Yeah, my justification for another saw is "I need a backup to the backup's backup. Never know what can happen out in the woods and this wood heating is nice."


----------



## MasterMech (Mar 24, 2013)

fabsroman said:


> Yeah, my justification for another saw is "I need a backup to the backup's backup. Never know what can happen out in the woods and this wood heating is nice."


That's ok Fabs, I look at that top handle MS150 and think that I still want my back-handled MS201C-E for ground limbing but on the occasion that I could use a top handle, the MS150T looks real nice.......

Sick I tell ya, Sick!


----------



## smokinj (Mar 24, 2013)

MasterMech said:


> That's ok Fabs, I look at that top handle MS150 and think that I still want my back-handled MS201C-E for ground limbing but on the occasion that I could use a top handle, the MS150T looks real nice.......
> 
> Sick I tell ya, Sick!


 

It really comes down to what you get use to.
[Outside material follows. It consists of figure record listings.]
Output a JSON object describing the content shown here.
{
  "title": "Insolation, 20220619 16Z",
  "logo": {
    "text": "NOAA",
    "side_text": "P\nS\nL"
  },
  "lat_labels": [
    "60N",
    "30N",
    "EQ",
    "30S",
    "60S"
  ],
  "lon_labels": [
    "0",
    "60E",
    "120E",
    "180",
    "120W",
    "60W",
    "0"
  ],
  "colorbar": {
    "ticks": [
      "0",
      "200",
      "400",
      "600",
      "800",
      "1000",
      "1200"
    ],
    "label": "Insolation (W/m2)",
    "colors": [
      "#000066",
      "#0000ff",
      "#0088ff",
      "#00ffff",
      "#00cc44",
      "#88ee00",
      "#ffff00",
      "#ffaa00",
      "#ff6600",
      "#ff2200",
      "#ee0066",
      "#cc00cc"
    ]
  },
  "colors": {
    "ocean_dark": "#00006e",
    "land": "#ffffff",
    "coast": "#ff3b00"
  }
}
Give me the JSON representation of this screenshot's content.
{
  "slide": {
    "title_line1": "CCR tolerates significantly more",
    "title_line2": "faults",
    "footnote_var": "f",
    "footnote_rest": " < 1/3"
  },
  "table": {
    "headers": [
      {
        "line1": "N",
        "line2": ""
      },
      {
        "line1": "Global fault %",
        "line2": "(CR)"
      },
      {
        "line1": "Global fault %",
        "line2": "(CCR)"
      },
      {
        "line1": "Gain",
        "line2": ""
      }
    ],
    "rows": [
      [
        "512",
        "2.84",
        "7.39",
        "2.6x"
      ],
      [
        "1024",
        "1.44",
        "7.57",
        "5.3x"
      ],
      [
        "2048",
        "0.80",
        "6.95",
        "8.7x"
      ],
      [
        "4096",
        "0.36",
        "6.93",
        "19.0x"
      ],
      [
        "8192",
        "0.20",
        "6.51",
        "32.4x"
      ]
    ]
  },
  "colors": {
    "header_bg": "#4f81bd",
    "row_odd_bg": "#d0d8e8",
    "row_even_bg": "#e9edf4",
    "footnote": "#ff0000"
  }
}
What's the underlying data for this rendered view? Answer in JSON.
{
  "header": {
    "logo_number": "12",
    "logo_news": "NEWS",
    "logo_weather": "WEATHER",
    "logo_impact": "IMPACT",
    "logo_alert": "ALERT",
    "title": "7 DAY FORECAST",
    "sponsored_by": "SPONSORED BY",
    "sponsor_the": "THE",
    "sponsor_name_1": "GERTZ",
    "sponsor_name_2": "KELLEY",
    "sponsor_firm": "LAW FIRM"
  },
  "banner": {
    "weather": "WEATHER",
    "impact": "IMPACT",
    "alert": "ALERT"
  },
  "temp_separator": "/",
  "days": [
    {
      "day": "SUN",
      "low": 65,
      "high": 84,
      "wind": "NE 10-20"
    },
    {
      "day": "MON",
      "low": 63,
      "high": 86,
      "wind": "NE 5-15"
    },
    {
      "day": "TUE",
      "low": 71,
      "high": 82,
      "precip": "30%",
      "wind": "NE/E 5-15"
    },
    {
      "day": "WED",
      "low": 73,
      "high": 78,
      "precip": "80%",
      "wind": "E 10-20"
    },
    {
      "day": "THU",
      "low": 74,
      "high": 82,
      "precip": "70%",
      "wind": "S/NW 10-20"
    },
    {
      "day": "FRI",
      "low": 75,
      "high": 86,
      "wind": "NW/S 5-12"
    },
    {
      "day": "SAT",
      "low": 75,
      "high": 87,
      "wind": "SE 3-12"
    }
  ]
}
I had the ms 180 and the 192t is much quicker when cutting in crap. Once I clear it its on to the 460 asap.


----------



## fabsroman (Mar 24, 2013)

MasterMech said:


> That's ok Fabs, I look at that top handle MS150 and think that I still want my back-handled MS201C-E for ground limbing but on the occasion that I could use a top handle, the MS150T looks real nice.......
> 
> Sick I tell ya, Sick!


 
Yeah, I might get the 192t and the 201c-e. I already have a use for the top handle as my dad needs to limb a couple limbs off of a decently large oak. The limbs are 40+ feet up in the tree. I think he is nuts, but if I don't do it, he will try to do it himself. He already cut off the long lengths of the limbs by climbing up there and then climbing from limb to limb after he strapped himself to the tree. The man is going to be 72 years old. My mom said a couple of cute "old men" came by while my dad was doing this and they kept on saying "Boy is that dangerous. Man, is that dangerous. He really should not be doing that." Figure I might as well put on the climbing boots, the strap, and a top handle chainsaw and take care of what is left. My dad was supposed to wait for me to do this, but I guess he just could not make it to the end of tax season, which I do not understand since his reason for trimming the tree is "I am sick of all the leaves I have to pick up."

Wonder if I could use my climbing tree stand to get this done? I have used that more often than the boots and strap.

Funny how we can come up with justification out of nowhere.


----------



## nate379 (Mar 24, 2013)

I'd be a cold day in hell before I dropped $500 on a little kiddie saw like that!  I'll go buy a Lowe's Husky or whatever they are for $100 if I need a little saw!


----------